Paradigma pendidikan agama Islam lebih cenderung mengorientasikan diri pada bidang humaniora dan ilmu-ilmu sosial, padahal
sains (fisika, kimia, biologi dan matematika) modern dan pengembangan teknologi canggih mutlak diperlukan.
Sains
ini belum mendapat apresiasi dan tempat yang sepatutnya dalam sistem
pendidikan Islam, artinya integrasi pendidikan Islam dalam prespektif
trasnformasi menuju pendidikan Islam berkualitas memadukan
sains,
spiritual
dengan pendidikan karakter sebagai ciri khas suatu bangsa mutlak
diperlukan. Pendidikan dalam agama Islam sendiri merupakan integrasi
antara kekuatan akal (rasional), empiris, dan bersumber pada wahyu yang
berasal dari Al-Qur’an dan Hadits.
Esensi dari pendidikan adalah adanya proses transfer nilai,
pengetahuan dan keterampilan kepada generasi muda agar mampu meraih
hidup sukses masa depan.

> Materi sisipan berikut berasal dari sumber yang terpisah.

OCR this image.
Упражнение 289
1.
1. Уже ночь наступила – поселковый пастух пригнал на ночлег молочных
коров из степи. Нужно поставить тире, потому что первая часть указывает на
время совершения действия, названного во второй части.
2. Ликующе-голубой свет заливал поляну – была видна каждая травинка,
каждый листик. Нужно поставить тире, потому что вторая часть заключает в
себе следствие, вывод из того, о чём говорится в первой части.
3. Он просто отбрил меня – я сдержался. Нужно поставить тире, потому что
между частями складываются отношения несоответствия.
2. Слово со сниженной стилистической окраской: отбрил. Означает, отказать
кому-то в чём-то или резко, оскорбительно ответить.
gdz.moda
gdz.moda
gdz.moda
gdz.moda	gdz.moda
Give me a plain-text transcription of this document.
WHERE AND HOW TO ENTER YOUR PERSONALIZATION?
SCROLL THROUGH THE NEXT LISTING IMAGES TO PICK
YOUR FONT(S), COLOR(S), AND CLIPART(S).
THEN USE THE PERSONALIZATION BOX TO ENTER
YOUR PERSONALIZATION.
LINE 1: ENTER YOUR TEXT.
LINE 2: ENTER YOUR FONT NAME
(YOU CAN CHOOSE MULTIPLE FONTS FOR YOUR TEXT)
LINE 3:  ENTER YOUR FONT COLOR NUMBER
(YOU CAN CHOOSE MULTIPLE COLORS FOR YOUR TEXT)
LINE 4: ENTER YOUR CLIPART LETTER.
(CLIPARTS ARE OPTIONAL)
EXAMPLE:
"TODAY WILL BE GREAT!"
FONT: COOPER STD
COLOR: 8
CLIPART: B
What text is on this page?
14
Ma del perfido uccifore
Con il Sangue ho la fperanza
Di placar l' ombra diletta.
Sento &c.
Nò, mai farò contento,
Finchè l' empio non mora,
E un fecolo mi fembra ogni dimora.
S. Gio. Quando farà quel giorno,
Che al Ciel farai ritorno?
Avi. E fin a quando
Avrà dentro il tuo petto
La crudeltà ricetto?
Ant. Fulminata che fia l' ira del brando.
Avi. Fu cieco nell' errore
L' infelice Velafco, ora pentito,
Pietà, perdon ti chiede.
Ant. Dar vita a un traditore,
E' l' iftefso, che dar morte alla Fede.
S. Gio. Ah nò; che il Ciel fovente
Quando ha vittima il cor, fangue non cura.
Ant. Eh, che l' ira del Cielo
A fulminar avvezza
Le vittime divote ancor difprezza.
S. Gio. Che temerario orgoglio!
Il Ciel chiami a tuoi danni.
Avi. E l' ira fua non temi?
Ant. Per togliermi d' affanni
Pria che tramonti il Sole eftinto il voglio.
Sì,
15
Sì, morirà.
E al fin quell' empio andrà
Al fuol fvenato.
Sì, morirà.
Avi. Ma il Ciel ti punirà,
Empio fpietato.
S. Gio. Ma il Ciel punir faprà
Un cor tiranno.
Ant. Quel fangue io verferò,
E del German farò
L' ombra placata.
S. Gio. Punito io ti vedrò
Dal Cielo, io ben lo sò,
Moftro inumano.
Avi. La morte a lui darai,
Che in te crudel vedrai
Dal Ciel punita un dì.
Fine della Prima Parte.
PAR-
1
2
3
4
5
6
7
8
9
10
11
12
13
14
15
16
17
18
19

Dalam ajaran Islam ditegaskan bahwa pendidikan
hendaknya memberi penyadaran potensi fitrah keagamaan, menumbuhkan,
mengelola dan membentuk wawasan, akhlak serta tingkah laku yang sesuai
dengan ajaran Islam, menggerakkan dan menyadarkan manusia untuk
senantiasa beramal saleh dalam rangka beribadah kepada Allah, hal ini
sebagaimana yang terungkap dalam Q.S Luqman: 1-34. Dan seiring dengan
pekembangan zaman, tantangan yang dihadapi umat Islam semakin kompleks.
Maka paradigma berfikir dan konsep penerapan pendidikan agama Islam
harus beradaptasi dengan pekembangan zaman yang ada.